We present Oak (Off-heap Allocated Keys), a scalable concurrent key-value map designed for real-time big data analytics. Oak offloads the data from the virtual machine heap in managed-memory languages like Java, thereby reducing garbage collection overheads.


Oak is optimized for big keys and values and for frequent incremental maintenance

of existing values, as prevalent in streaming analytics use cases. To this end, it adopts

a zero-copy approach to data update and retrieval, e.g., through concurrent update-in-place. Oak's API is similar to that of Java's ConcurrentNavigableMap with adjustments for efficient zero-copy implementation. It provides strong (atomic) semantics for read, write, and various read-modify-write operations, such as compute (in-situ update) and put-if-absent, as well as (non-atomic) ascending and descending iterators.

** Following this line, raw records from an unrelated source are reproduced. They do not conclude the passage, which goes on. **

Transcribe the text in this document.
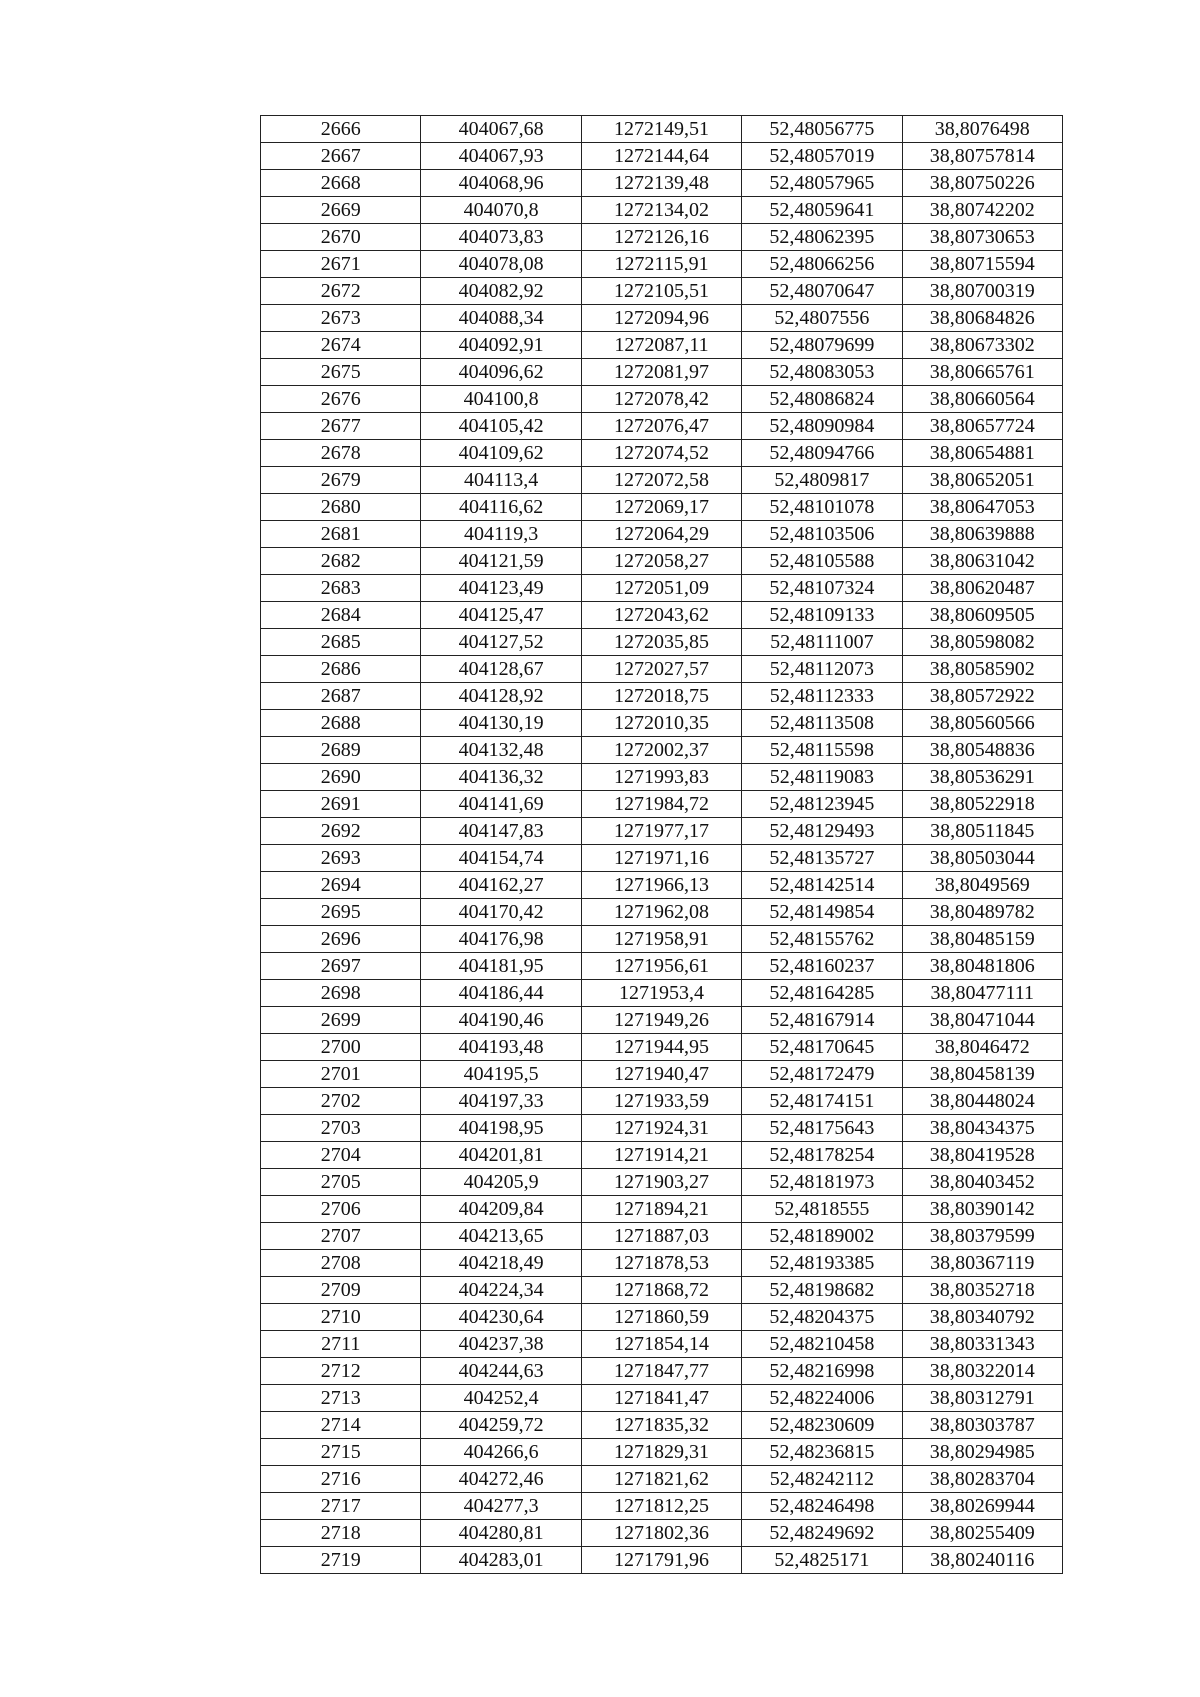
2666	404067,68	1272149,51	52,48056775	38,8076498
2667	404067,93	1272144,64	52,48057019	38,80757814
2668	404068,96	1272139,48	52,48057965	38,80750226
2669	404070,8	1272134,02	52,48059641	38,80742202
2670	404073,83	1272126,16	52,48062395	38,80730653
2671	404078,08	1272115,91	52,48066256	38,80715594
2672	404082,92	1272105,51	52,48070647	38,80700319
2673	404088,34	1272094,96	52,4807556	38,80684826
2674	404092,91	1272087,11	52,48079699	38,80673302
2675	404096,62	1272081,97	52,48083053	38,80665761
2676	404100,8	1272078,42	52,48086824	38,80660564
2677	404105,42	1272076,47	52,48090984	38,80657724
2678	404109,62	1272074,52	52,48094766	38,80654881
2679	404113,4	1272072,58	52,4809817	38,80652051
2680	404116,62	1272069,17	52,48101078	38,80647053
2681	404119,3	1272064,29	52,48103506	38,80639888
2682	404121,59	1272058,27	52,48105588	38,80631042
2683	404123,49	1272051,09	52,48107324	38,80620487
2684	404125,47	1272043,62	52,48109133	38,80609505
2685	404127,52	1272035,85	52,48111007	38,80598082
2686	404128,67	1272027,57	52,48112073	38,80585902
2687	404128,92	1272018,75	52,48112333	38,80572922
2688	404130,19	1272010,35	52,48113508	38,80560566
2689	404132,48	1272002,37	52,48115598	38,80548836
2690	404136,32	1271993,83	52,48119083	38,80536291
2691	404141,69	1271984,72	52,48123945	38,80522918
2692	404147,83	1271977,17	52,48129493	38,80511845
2693	404154,74	1271971,16	52,48135727	38,80503044
2694	404162,27	1271966,13	52,48142514	38,8049569
2695	404170,42	1271962,08	52,48149854	38,80489782
2696	404176,98	1271958,91	52,48155762	38,80485159
2697	404181,95	1271956,61	52,48160237	38,80481806
2698	404186,44	1271953,4	52,48164285	38,80477111
2699	404190,46	1271949,26	52,48167914	38,80471044
2700	404193,48	1271944,95	52,48170645	38,8046472
2701	404195,5	1271940,47	52,48172479	38,80458139
2702	404197,33	1271933,59	52,48174151	38,80448024
2703	404198,95	1271924,31	52,48175643	38,80434375
2704	404201,81	1271914,21	52,48178254	38,80419528
2705	404205,9	1271903,27	52,48181973	38,80403452
2706	404209,84	1271894,21	52,4818555	38,80390142
2707	404213,65	1271887,03	52,48189002	38,80379599
2708	404218,49	1271878,53	52,48193385	38,80367119
2709	404224,34	1271868,72	52,48198682	38,80352718
2710	404230,64	1271860,59	52,48204375	38,80340792
2711	404237,38	1271854,14	52,48210458	38,80331343
2712	404244,63	1271847,77	52,48216998	38,80322014
2713	404252,4	1271841,47	52,48224006	38,80312791
2714	404259,72	1271835,32	52,48230609	38,80303787
2715	404266,6	1271829,31	52,48236815	38,80294985
2716	404272,46	1271821,62	52,48242112	38,80283704
2717	404277,3	1271812,25	52,48246498	38,80269944
2718	404280,81	1271802,36	52,48249692	38,80255409
2719	404283,01	1271791,96	52,4825171	38,80240116
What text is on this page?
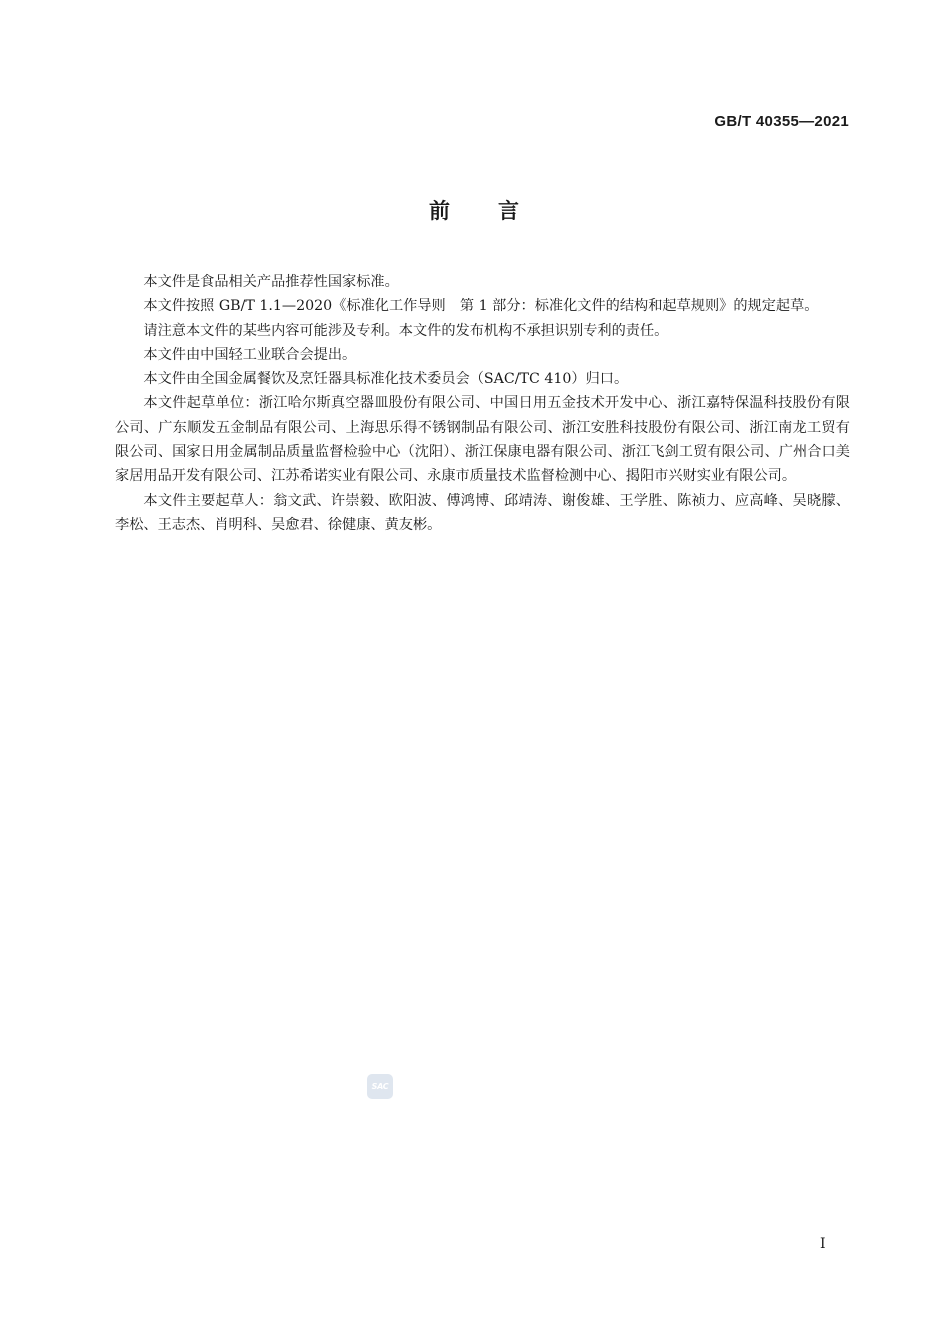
GB/T 40355—2021
前　　言

本文件是食品相关产品推荐性国家标准。

本文件按照 GB/T 1.1—2020《标准化工作导则　第 1 部分：标准化文件的结构和起草规则》的规定起草。

请注意本文件的某些内容可能涉及专利。本文件的发布机构不承担识别专利的责任。

本文件由中国轻工业联合会提出。

本文件由全国金属餐饮及烹饪器具标准化技术委员会（SAC/TC 410）归口。

本文件起草单位：浙江哈尔斯真空器皿股份有限公司、中国日用五金技术开发中心、浙江嘉特保温科技股份有限公司、广东顺发五金制品有限公司、上海思乐得不锈钢制品有限公司、浙江安胜科技股份有限公司、浙江南龙工贸有限公司、国家日用金属制品质量监督检验中心（沈阳）、浙江保康电器有限公司、浙江飞剑工贸有限公司、广州合口美家居用品开发有限公司、江苏希诺实业有限公司、永康市质量技术监督检测中心、揭阳市兴财实业有限公司。

本文件主要起草人：翁文武、许崇毅、欧阳波、傅鸿博、邱靖涛、谢俊雄、王学胜、陈祯力、应高峰、吴晓朦、李松、王志杰、肖明科、吴愈君、徐健康、黄友彬。

SAC
I
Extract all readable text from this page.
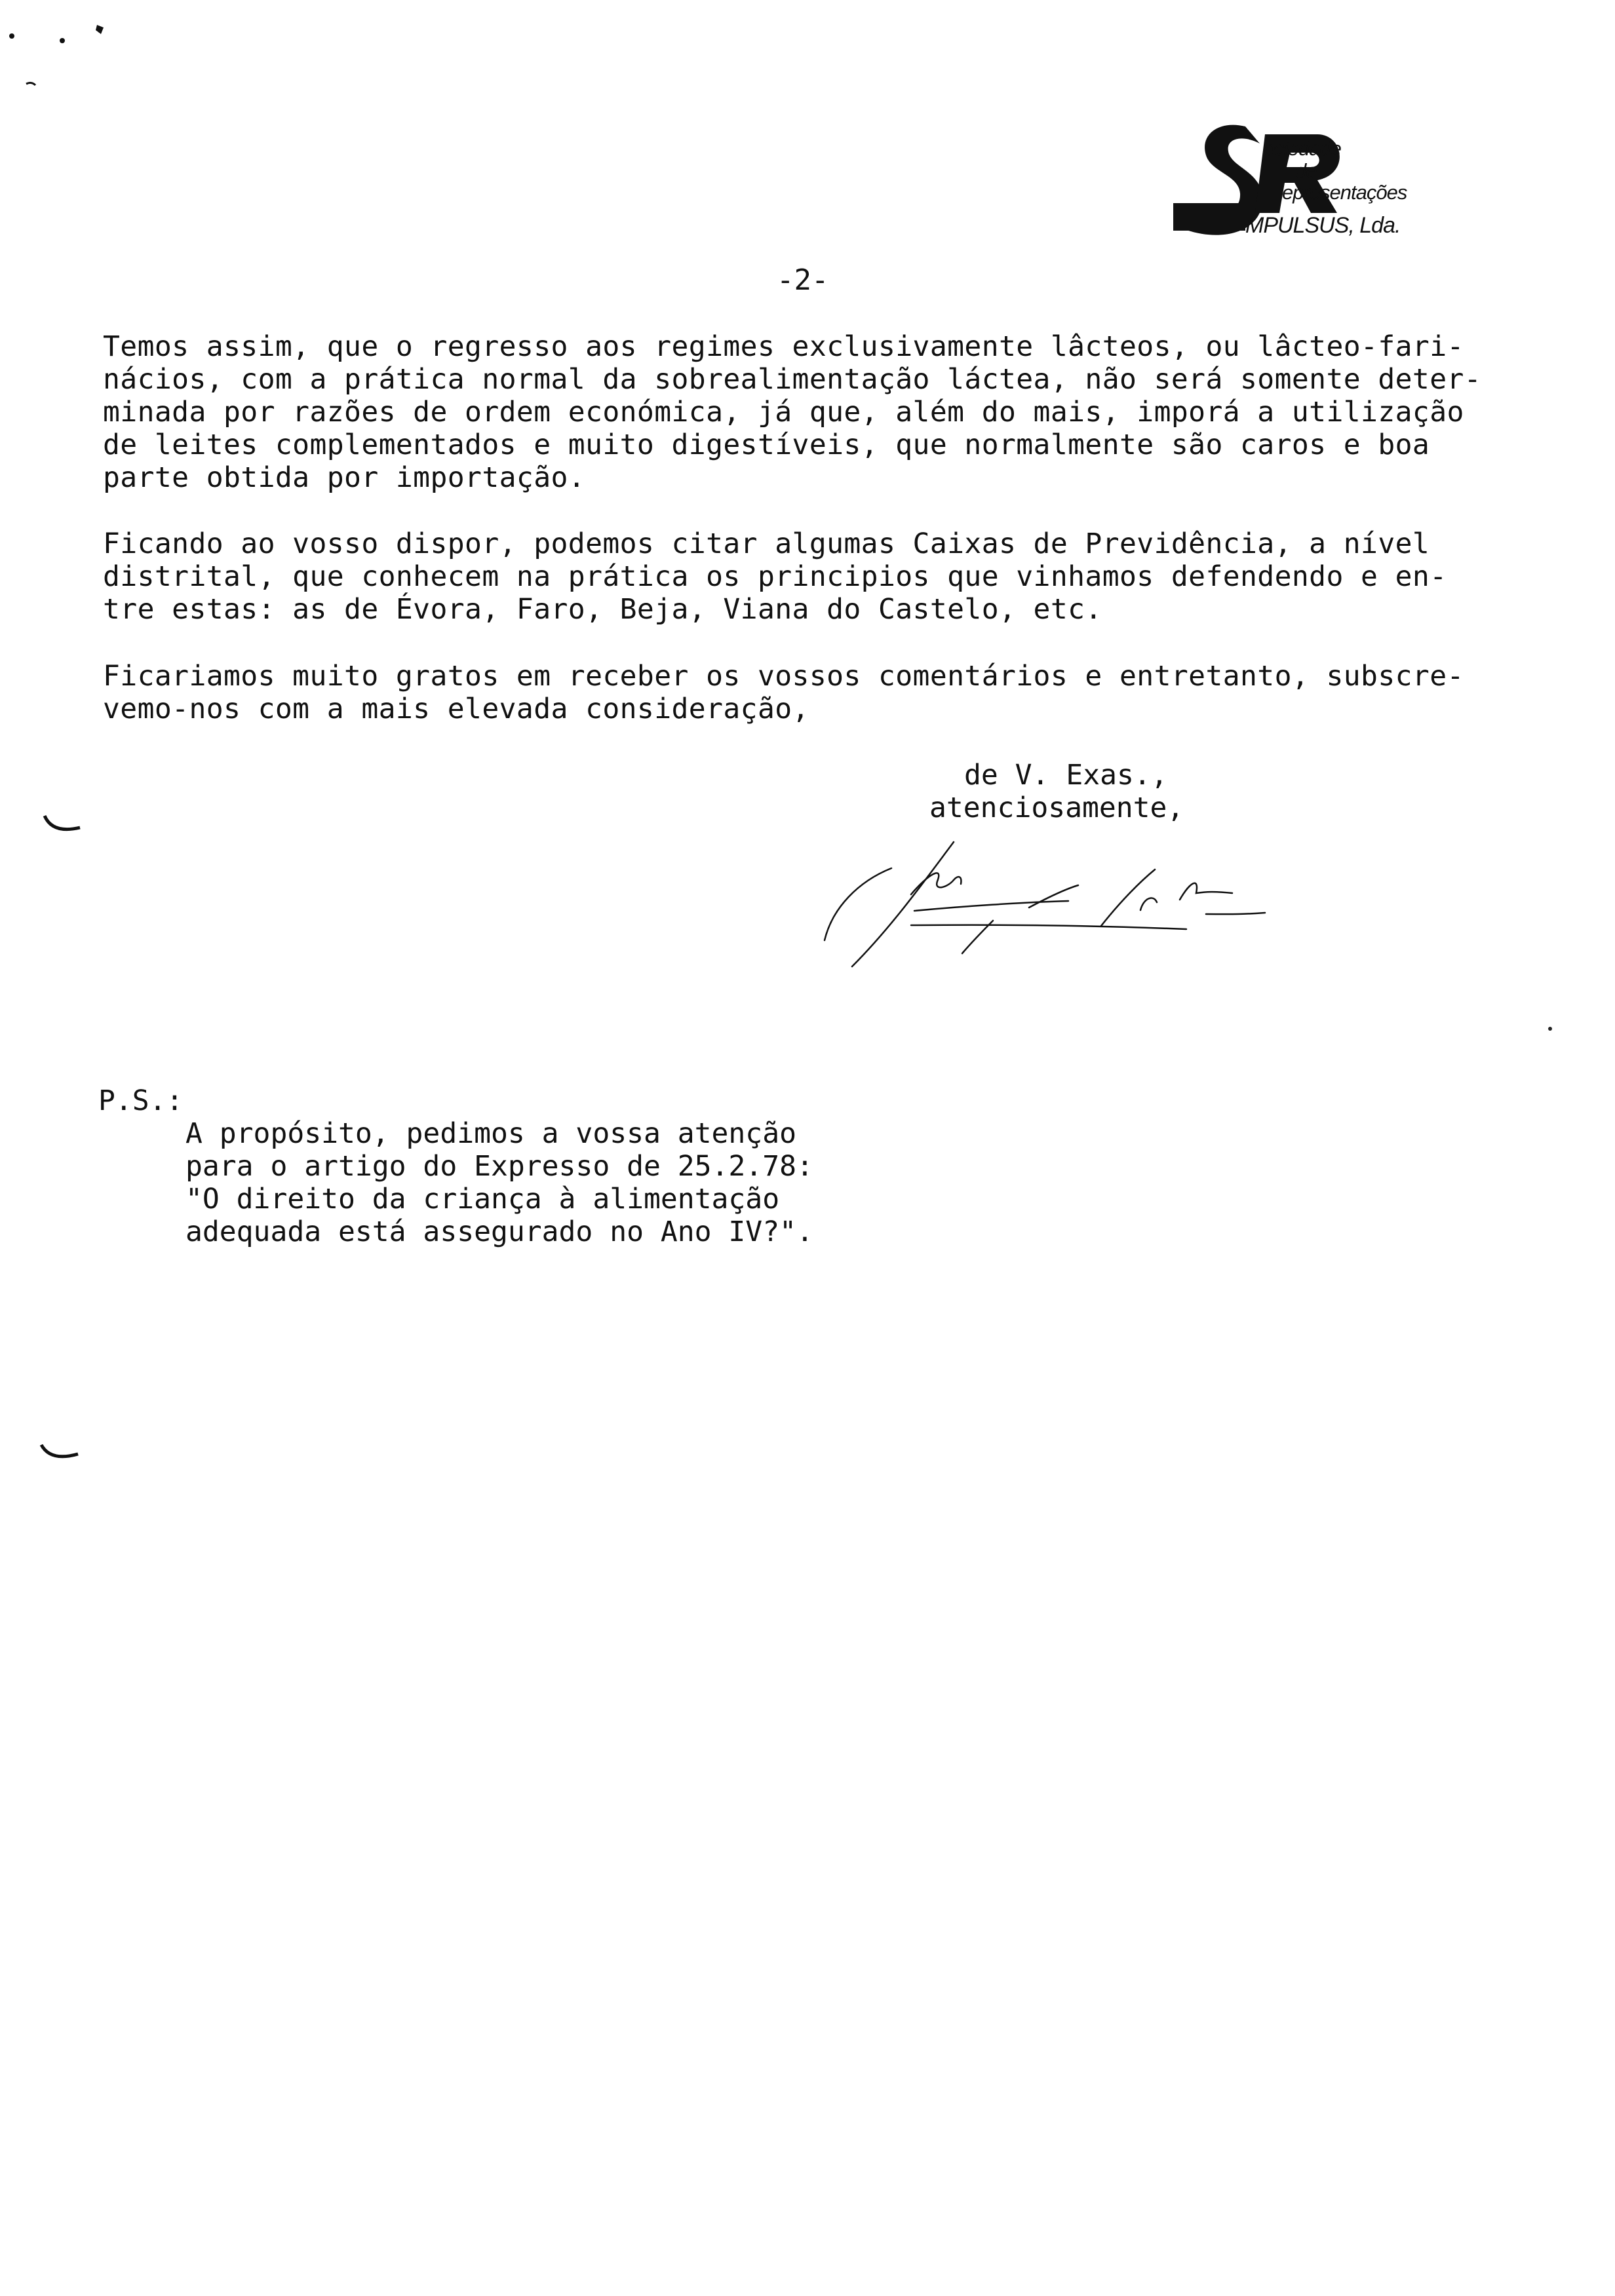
ociedade
de
epresentações
MPULSUS, Lda.
-2-
Temos assim, que o regresso aos regimes exclusivamente lâcteos, ou lâcteo-fari-
nácios, com a prática normal da sobrealimentação láctea, não será somente deter-
minada por razões de ordem económica, já que, além do mais, imporá a utilização
de leites complementados e muito digestíveis, que normalmente são caros e boa
parte obtida por importação.
Ficando ao vosso dispor, podemos citar algumas Caixas de Previdência, a nível
distrital, que conhecem na prática os principios que vinhamos defendendo e en-
tre estas: as de Évora, Faro, Beja, Viana do Castelo, etc.
Ficariamos muito gratos em receber os vossos comentários e entretanto, subscre-
vemo-nos com a mais elevada consideração,
de V. Exas.,
atenciosamente,
P.S.:
A propósito, pedimos a vossa atenção
para o artigo do Expresso de 25.2.78:
"O direito da criança à alimentação
adequada está assegurado no Ano IV?".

We provide proof of Oak's correctness, by identifying linearization points for all operations, so that concurrent operations appear to execute in the order of their linearization points. We further report on our experiments which show that Oak is faster by 1.3-4.8x than the currently standard concurrent KV-map, the Java ConcurrentSkipListMap. In addition, our results demonstrate that off-heap allocation is beneficial in scenarios with conditional updates of large values.


Our industrial partners are integrating Oak as the core data index in the popular Apache Druid in-memory analytics platform. This integration is beyond the scope of this thesis.